The Blues midfielder was the only one of four men charged over a January brawl at the Mulwala Ski Club to escape both a fine and a criminal record, despite pleading guilty to a charge over a king-hit that left a man unconscious.
Instead, Scotland, 32, received a two-year good behaviour bond. Magistrate Tony Murray said normally the assault charge would also have warranted a conviction, but in this case he said there were extenuating circumstances.
The court was told Carlton would suspend Scotland for two preseason matches and fine him $3000.
A conviction would have meant Scotland would have been banned from joining the Metropolitan Fire Brigade for 10 years, ruining his post-AFL aspirations.
But in 2005, Scotland was told he would “only get this opportunity once” after escaping conviction for slapping an ex-girlfriend on the face at the Next Blue nightclub in Melbourne.
The midfielder had been charged with assault and recklessly causing injury.
In court in 2006, Scotland revealed his firefighting ambitions and magistrate Paul Smith took heed.
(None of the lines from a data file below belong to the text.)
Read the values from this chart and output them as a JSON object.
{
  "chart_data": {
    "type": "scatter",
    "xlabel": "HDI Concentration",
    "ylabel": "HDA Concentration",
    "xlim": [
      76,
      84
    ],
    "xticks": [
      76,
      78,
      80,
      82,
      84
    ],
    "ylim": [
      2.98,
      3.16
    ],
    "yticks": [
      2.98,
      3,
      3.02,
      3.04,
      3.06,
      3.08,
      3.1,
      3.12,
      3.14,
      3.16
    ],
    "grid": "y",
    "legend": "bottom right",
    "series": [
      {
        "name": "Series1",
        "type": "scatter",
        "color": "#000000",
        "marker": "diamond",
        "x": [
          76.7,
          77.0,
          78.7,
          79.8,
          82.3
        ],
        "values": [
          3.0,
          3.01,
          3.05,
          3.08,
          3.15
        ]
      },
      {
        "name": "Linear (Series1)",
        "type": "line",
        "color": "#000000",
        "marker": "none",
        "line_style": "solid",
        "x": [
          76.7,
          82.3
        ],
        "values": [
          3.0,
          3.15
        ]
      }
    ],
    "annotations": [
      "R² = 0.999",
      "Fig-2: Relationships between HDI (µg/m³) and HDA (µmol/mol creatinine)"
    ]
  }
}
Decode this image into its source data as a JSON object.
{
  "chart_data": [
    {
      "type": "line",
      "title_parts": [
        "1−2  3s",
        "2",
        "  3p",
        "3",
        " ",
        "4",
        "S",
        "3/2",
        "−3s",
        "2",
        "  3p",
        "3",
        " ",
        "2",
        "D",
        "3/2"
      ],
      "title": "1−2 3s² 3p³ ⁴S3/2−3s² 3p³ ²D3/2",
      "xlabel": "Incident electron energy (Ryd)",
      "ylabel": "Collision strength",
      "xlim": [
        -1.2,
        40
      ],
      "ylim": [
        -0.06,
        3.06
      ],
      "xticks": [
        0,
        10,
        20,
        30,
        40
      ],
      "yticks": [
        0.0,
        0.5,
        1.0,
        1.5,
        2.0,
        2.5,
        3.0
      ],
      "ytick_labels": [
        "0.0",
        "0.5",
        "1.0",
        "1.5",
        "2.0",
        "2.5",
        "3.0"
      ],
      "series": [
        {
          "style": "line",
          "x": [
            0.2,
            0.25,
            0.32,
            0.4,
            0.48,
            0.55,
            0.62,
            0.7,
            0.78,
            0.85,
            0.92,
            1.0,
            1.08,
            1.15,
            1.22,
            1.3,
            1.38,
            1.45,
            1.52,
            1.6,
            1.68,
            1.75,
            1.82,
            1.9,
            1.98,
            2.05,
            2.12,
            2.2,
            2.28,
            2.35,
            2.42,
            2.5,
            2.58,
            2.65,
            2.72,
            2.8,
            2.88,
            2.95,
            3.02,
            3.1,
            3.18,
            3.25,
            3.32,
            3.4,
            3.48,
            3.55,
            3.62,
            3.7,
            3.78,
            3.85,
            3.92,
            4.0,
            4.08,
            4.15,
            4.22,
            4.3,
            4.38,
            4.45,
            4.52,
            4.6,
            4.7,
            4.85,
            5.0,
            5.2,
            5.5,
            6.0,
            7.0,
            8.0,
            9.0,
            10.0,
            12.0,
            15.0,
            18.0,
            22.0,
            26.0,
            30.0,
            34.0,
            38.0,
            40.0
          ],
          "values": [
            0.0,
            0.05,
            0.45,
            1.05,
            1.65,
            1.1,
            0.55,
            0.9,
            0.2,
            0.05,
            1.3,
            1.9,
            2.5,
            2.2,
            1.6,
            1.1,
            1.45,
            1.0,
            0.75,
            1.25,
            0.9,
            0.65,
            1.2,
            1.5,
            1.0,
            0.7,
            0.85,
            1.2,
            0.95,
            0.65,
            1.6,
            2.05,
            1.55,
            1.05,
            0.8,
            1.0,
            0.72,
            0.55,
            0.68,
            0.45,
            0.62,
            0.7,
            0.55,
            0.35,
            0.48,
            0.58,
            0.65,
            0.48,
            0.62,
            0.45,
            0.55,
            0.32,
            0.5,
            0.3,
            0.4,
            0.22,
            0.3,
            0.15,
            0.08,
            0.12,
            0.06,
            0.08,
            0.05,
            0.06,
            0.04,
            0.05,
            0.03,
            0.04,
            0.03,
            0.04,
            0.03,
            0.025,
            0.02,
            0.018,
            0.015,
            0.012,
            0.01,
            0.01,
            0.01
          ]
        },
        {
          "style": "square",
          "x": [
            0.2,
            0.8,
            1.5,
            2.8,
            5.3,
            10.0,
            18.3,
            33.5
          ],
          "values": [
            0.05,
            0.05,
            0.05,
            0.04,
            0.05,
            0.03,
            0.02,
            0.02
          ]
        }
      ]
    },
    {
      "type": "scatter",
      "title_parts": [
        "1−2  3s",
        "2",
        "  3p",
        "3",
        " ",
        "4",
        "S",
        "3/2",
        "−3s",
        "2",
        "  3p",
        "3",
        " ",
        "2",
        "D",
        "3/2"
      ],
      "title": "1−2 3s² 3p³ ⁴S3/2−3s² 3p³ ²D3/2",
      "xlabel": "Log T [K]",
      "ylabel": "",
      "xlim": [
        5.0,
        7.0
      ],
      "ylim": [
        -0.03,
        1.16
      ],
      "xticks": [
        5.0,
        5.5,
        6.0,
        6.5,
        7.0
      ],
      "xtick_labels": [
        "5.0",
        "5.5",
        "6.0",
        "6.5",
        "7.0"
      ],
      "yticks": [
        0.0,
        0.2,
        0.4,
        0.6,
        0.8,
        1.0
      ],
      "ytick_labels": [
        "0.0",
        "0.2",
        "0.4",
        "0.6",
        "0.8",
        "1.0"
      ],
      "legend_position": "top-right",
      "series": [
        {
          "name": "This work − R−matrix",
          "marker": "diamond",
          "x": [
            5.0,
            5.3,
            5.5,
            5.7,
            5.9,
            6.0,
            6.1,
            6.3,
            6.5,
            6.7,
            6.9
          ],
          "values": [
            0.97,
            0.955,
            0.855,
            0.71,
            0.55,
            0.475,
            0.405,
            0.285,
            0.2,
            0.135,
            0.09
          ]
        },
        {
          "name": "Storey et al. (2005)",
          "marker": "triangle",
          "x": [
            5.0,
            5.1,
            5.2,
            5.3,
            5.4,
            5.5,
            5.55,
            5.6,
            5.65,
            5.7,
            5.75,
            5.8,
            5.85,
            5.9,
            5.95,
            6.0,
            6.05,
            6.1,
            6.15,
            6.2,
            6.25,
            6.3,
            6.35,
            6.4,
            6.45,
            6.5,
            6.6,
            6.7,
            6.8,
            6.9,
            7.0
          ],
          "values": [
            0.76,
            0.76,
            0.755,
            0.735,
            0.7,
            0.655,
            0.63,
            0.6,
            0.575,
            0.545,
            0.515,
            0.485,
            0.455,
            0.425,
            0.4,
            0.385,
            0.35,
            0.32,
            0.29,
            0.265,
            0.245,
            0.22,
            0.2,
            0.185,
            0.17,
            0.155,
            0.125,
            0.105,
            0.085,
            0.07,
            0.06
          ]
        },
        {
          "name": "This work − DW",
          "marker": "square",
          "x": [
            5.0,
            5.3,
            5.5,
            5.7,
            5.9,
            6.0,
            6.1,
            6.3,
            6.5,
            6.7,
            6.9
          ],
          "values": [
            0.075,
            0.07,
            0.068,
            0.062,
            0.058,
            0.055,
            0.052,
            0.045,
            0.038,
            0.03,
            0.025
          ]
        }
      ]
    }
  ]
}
He told the court that while the charges against Scotland were serious, he had an ambition to become a fireman, a job that required a clean record.
Scotland was ordered to pay $3000 to beyondblue and formally apologise to the woman and the police to avoid being convicted of the charges.
Lawyer Bernie Balmer, who represented Scotland yesterday, also represented Scotland in 2006.